10) Você já se aventurou como modelo, editora de vídeo, cantora de banda de rock alternativo, curadora de evento poético com Tavinho Paes, filósofa formada e praticante, entre tantas outras. Como se dá essa multiplicidade artística para você? Como isso tudo se conecta?

Minha mãe era modelo nos anos 80, então eu nasci no meio desse contexto da moda. Eu fazia fotos e comerciais para TV quando ainda era criança. Desde os doze eu escrevia e desenhava, mas mostrava bem pouco. Foi através da música que eu me realizei primeiro como artista. Durante muito tempo, tudo o que eu mais queria era cantar. Por sorte, nessa época do início da faculdade, eu mandei meus poemas para o jornal Plástico Bolha e, para a minha surpresa, vários deles foram publicados. E dois contos também! Isso me deu autoestima e vontade de publicar meus textos e desenhos mais antigos, coisa que fiz no livro Estranha de Mim.

Eu demorei pra entrar na faculdade. Antes, eu fiz um ano de curso técnico de estilismo e um semestre de educação artística. Acabei descobrindo a filosofia e entrei na PUC, onde logo comecei a pesquisar sobre cultura grega, mais especificamente sobre o deus Dionísio. Trabalhei por anos na televisão até que, depois de dois anos de pandemia, home office e a maternidade, tive um piripaque nervoso e me demiti. Hoje sou editora de vídeo, mas atuo como autônoma. 
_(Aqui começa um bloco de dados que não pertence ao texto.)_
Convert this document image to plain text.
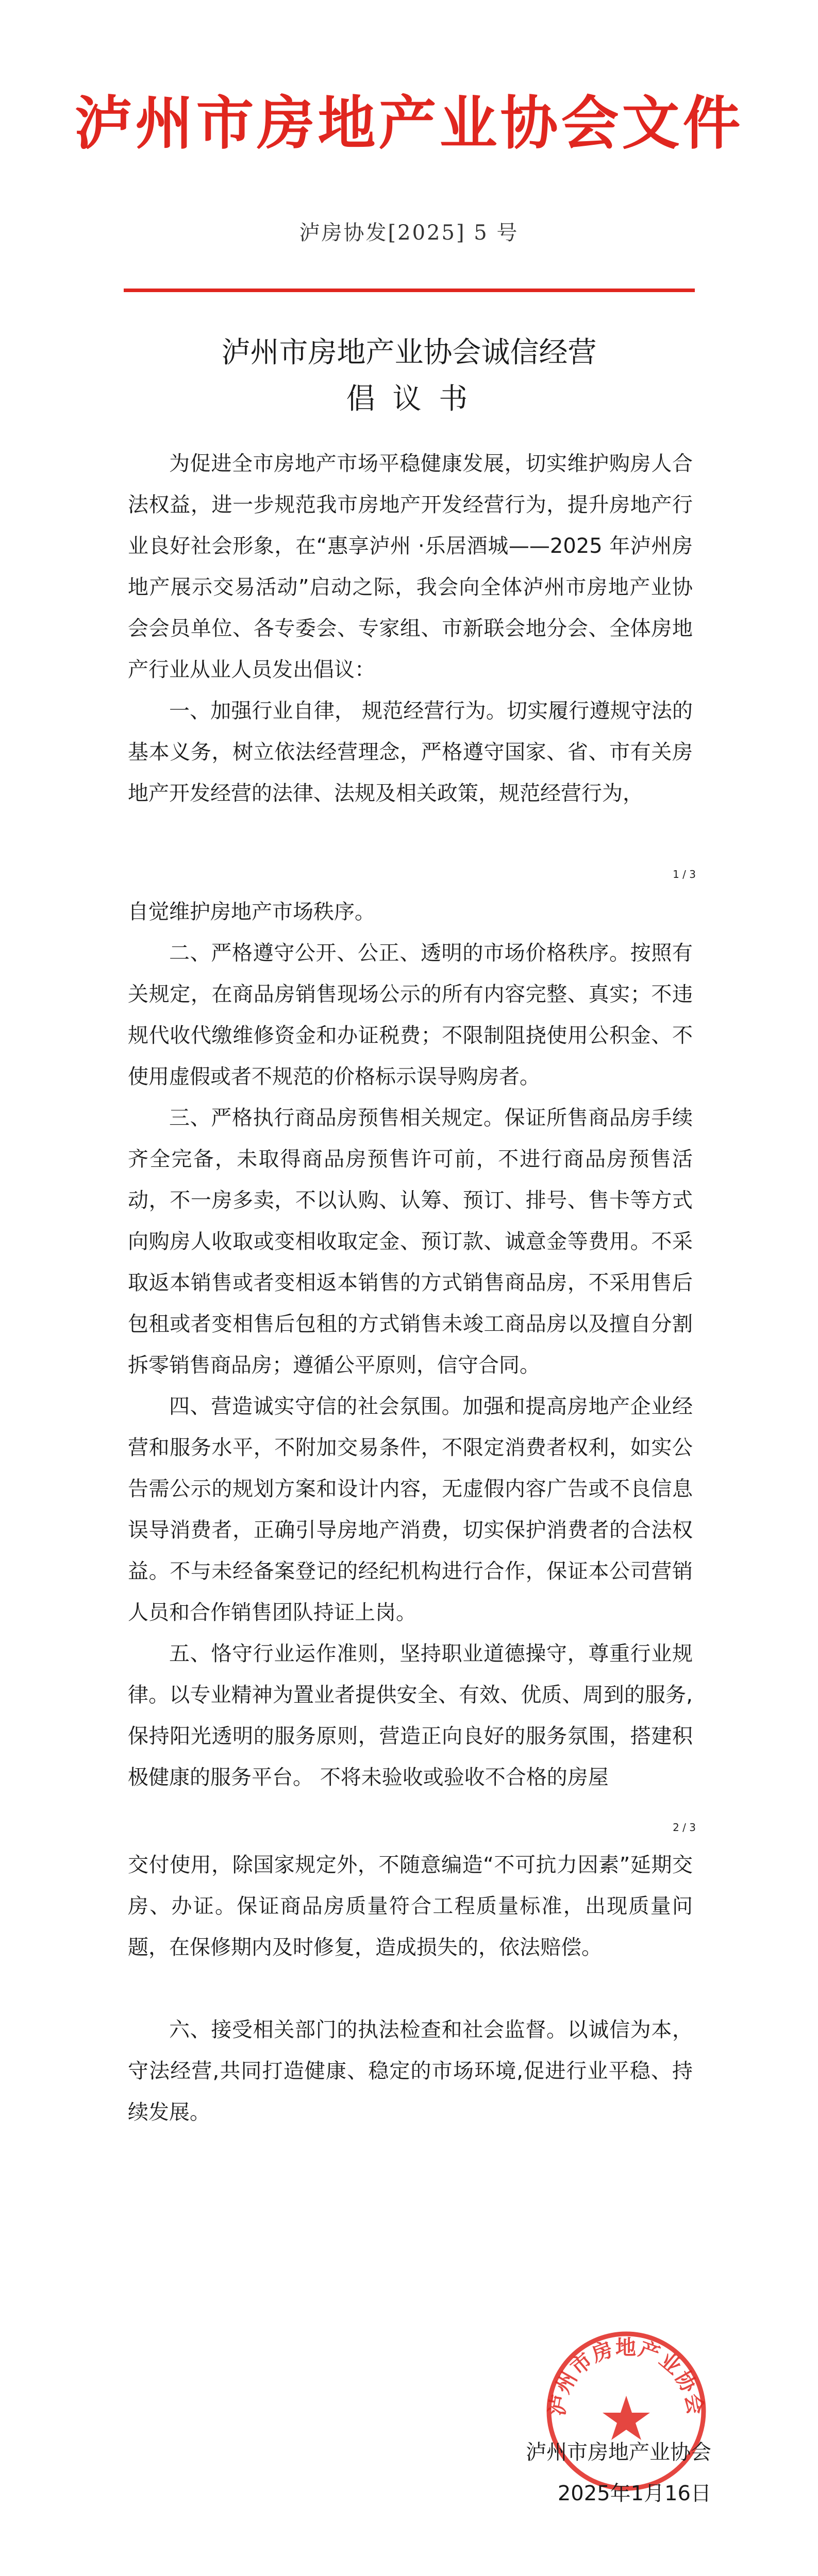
泸州市房地产业协会文件
泸房协发[2025] 5 号
泸州市房地产业协会诚信经营
倡 议 书

为促进全市房地产市场平稳健康发展，切实维护购房人合法权益，进一步规范我市房地产开发经营行为，提升房地产行业良好社会形象，在“惠享泸州 ·乐居酒城——2025 年泸州房地产展示交易活动”启动之际，我会向全体泸州市房地产业协会会员单位、各专委会、专家组、市新联会地分会、全体房地产行业从业人员发出倡议：

一、加强行业自律， 规范经营行为。切实履行遵规守法的基本义务，树立依法经营理念，严格遵守国家、省、市有关房地产开发经营的法律、法规及相关政策，规范经营行为，

1 / 3

自觉维护房地产市场秩序。

二、严格遵守公开、公正、透明的市场价格秩序。按照有关规定，在商品房销售现场公示的所有内容完整、真实；不违规代收代缴维修资金和办证税费；不限制阻挠使用公积金、不使用虚假或者不规范的价格标示误导购房者。

三、严格执行商品房预售相关规定。保证所售商品房手续齐全完备，未取得商品房预售许可前，不进行商品房预售活动，不一房多卖，不以认购、认筹、预订、排号、售卡等方式向购房人收取或变相收取定金、预订款、诚意金等费用。不采取返本销售或者变相返本销售的方式销售商品房，不采用售后包租或者变相售后包租的方式销售未竣工商品房以及擅自分割拆零销售商品房；遵循公平原则，信守合同。

四、营造诚实守信的社会氛围。加强和提高房地产企业经营和服务水平，不附加交易条件，不限定消费者权利，如实公告需公示的规划方案和设计内容，无虚假内容广告或不良信息误导消费者，正确引导房地产消费，切实保护消费者的合法权益。不与未经备案登记的经纪机构进行合作，保证本公司营销人员和合作销售团队持证上岗。

五、恪守行业运作准则，坚持职业道德操守，尊重行业规律。以专业精神为置业者提供安全、有效、优质、周到的服务,保持阳光透明的服务原则，营造正向良好的服务氛围，搭建积极健康的服务平台。 不将未验收或验收不合格的房屋

2 / 3

交付使用，除国家规定外，不随意编造“不可抗力因素”延期交房、办证。保证商品房质量符合工程质量标准，出现质量问题，在保修期内及时修复，造成损失的，依法赔偿。

六、接受相关部门的执法检查和社会监督。以诚信为本，守法经营,共同打造健康、稳定的市场环境,促进行业平稳、持续发展。

泸州市房地产业协会
泸州市房地产业协会
2025年1月16日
Então eu diria que essa multiplicidade toda, no momento, se conecta através do sofrimento de não ter tempo suficiente para realizar tudo o que eu gostaria. Isso com certeza… Mas, pensando por outro lado, se conecta pela necessidade do encontro, pela troca. O que mais me instiga a produzir é, por um lado, o ímpeto expressivo e a troca com o outro, o encontro. A obra brota do artista, mas precisa de toda uma comunidade para existir. A troca é o mais importante, realizar o evento “Voz à Vossa” com o Tavinho Paes me fez perceber isso. 


11) A experiência da maternidade perpassou a sua escrita?
 
A maternidade perpassou-me por inteira. Se antes de ter filho, na época da faculdade, eu conseguia participar de diversas atividades, hoje em dia, posso me comprometer com bem menos coisas. Mas não é só isso. Virar mãe foi uma transformação profunda e me modificou em todos os sentidos. Reencontrar a sua identidade após o puerpério não é tarefa fácil. Parando para pensar, depois que virei mãe, quase tudo o que eu escrevi foi direcionado às crianças. 


12) Quais as qualidades de um bom leitor?

A qualidade de um bom leitor é o foco. Foco e uma capacidade de abertura, de se deixar levar pelo texto e por aquilo que o texto desperta em si. Uma boa leitura é um universo que se abre para o leitor e o toca completamente.


Esta entrevista foi realizada como um desdobramento das atividades de práticas extensionistas realizadas junto aos alunos da graduação em Letras da PUC-Rio, sob a supervisão da professora Helena Martins e com a coordenação de Suzana Macedo e Lucas Viriato.